This source file is the one responsible for secure storage information in key-pair fashion.

It has a dependency only on gcrypt and it is designed to be used in other projects simply by
dropping the source file in the middle of the build tree and start using it.

A simple use case for it is in applications that want to store securely their user's account
credentials but do not want to tie themselves to desktop environments through the use of 
KDE kwallet or gnome gnome-keyring

Encrypted file documentation.

A newly created file or an empty one takes 64 bytes.

The first 16 bytes are used for pbkdf2 salt.
This salt is obtained from "/dev/urandom" and will not change when the wallet is updated.

The second 16 bytes are used to store AES Initialization Vector.
The IV is initially obtained from "/dev/urandom".
The IV is stored unencrypted and will change on every wallet update.

Everything from 32nd byte onward is store encrypted.

The third 16 bytes are "magic string" bytes.
The first 11 bytes are used to store a known data aka "magic string" to be used to check if decryption key is correct or not.
The remaining 5 bytes are used to store file version number.

The fourth 16 bytes are used to store information about the contents of the load.
The first 8 bytes are a u_int64_t data type and are used to store the load size
The second 8 bytes are a u_int64_t data type and are used to store the number of entries in the wallet.

The load starts at 64th byte.

The file is encrypted using CBC mode of 256 bit AES and hence may be padded to a file size larger than file contents to
accomodate CBC mode demanding data sizes that are divisible by 16.

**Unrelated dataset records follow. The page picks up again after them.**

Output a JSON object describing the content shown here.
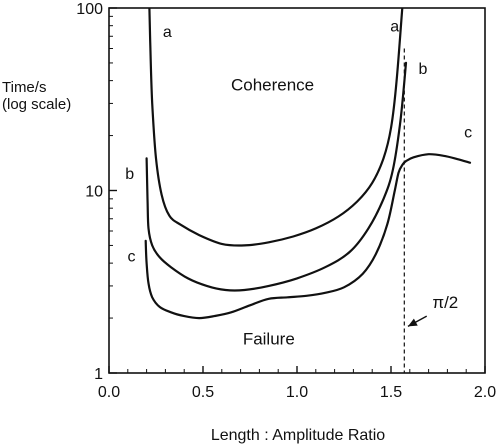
{
  "chart_data": {
    "type": "line",
    "title": "",
    "xlabel": "Length : Amplitude Ratio",
    "ylabel_lines": [
      "Time/s",
      "(log scale)"
    ],
    "xlim": [
      0.0,
      2.0
    ],
    "ylim": [
      1,
      100
    ],
    "yscale": "log",
    "grid": false,
    "legend": "none",
    "xticks": [
      0.0,
      0.5,
      1.0,
      1.5,
      2.0
    ],
    "xtick_labels": [
      "0.0",
      "0.5",
      "1.0",
      "1.5",
      "2.0"
    ],
    "yticks": [
      1,
      10,
      100
    ],
    "ytick_labels": [
      "1",
      "10",
      "100"
    ],
    "line_color": "#111111",
    "series": [
      {
        "name": "a",
        "x": [
          0.215,
          0.22,
          0.23,
          0.25,
          0.28,
          0.32,
          0.38,
          0.48,
          0.6,
          0.72,
          0.85,
          0.98,
          1.1,
          1.22,
          1.32,
          1.4,
          1.46,
          1.5,
          1.53,
          1.56
        ],
        "y": [
          100,
          60,
          30,
          15,
          9.5,
          7.3,
          6.5,
          5.7,
          5.1,
          5.0,
          5.2,
          5.6,
          6.2,
          7.2,
          8.7,
          11,
          15,
          22,
          40,
          100
        ]
      },
      {
        "name": "b",
        "x": [
          0.2,
          0.205,
          0.21,
          0.23,
          0.27,
          0.33,
          0.42,
          0.52,
          0.62,
          0.72,
          0.85,
          1.0,
          1.15,
          1.28,
          1.38,
          1.46,
          1.51,
          1.55,
          1.58
        ],
        "y": [
          15,
          9,
          6.2,
          5.0,
          4.3,
          3.8,
          3.3,
          3.0,
          2.85,
          2.85,
          3.0,
          3.3,
          3.8,
          4.6,
          6.2,
          9,
          13,
          24,
          50
        ]
      },
      {
        "name": "c",
        "x": [
          0.195,
          0.2,
          0.21,
          0.23,
          0.27,
          0.33,
          0.4,
          0.48,
          0.56,
          0.65,
          0.75,
          0.85,
          0.95,
          1.05,
          1.15,
          1.25,
          1.35,
          1.42,
          1.48,
          1.52,
          1.54,
          1.56,
          1.58,
          1.62,
          1.7,
          1.78,
          1.86,
          1.92
        ],
        "y": [
          5.3,
          4.0,
          3.1,
          2.6,
          2.3,
          2.15,
          2.05,
          2.0,
          2.05,
          2.15,
          2.35,
          2.55,
          2.6,
          2.65,
          2.75,
          2.95,
          3.5,
          4.5,
          6.5,
          10,
          12.5,
          13.8,
          14.5,
          15.2,
          15.8,
          15.5,
          14.8,
          14.2
        ]
      }
    ],
    "curve_labels": [
      {
        "text": "a",
        "x": 0.31,
        "y": 75
      },
      {
        "text": "a",
        "x": 1.52,
        "y": 80
      },
      {
        "text": "b",
        "x": 0.11,
        "y": 12.5
      },
      {
        "text": "b",
        "x": 1.67,
        "y": 47
      },
      {
        "text": "c",
        "x": 0.12,
        "y": 4.4
      },
      {
        "text": "c",
        "x": 1.91,
        "y": 21
      }
    ],
    "annotations": [
      {
        "text": "Coherence",
        "x": 0.87,
        "y": 38
      },
      {
        "text": "Failure",
        "x": 0.85,
        "y": 1.55
      },
      {
        "text": "π/2",
        "x": 1.72,
        "y": 2.45
      }
    ],
    "reference_line": {
      "x": 1.5708,
      "style": "dashed"
    },
    "arrow": {
      "from": {
        "x": 1.69,
        "y": 2.05
      },
      "to": {
        "x": 1.59,
        "y": 1.8
      }
    }
  }
}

Key-Pair entries are stored as singly linked list nodes in an array.
Interesting video on why traditional linked lists are bad: http://www.youtube.com/watch?v=YQs6IC-vgmo

A node of a linked list has 4 properties.
First 4 bytes of the node are a u_int32_t data type and are used to store the size of the key.
Second 4 bytes of the node are a u_int32_t data type and used to stores the size of the value.
The 8th byte of the node will be the beginning of the key.
The 8th byte of the node plus the size of the key will be the beginning of the value.

The sum of the two 4 bytes plus the length of the key plus the length of the value will
point to the next node in the list.

An empty node takes 8 bytes.A key is not allowed to be empty necessitating it having at least one character
making the minimum allowed size for the node to be 9 bytes.

The size of the key in the node is managed by a u_int32_t data type.
The size of the value in the node is managed by a u_int32_t data type.
The above two data types means a node can occupy upto 8 bytes + 8 GiB of memory.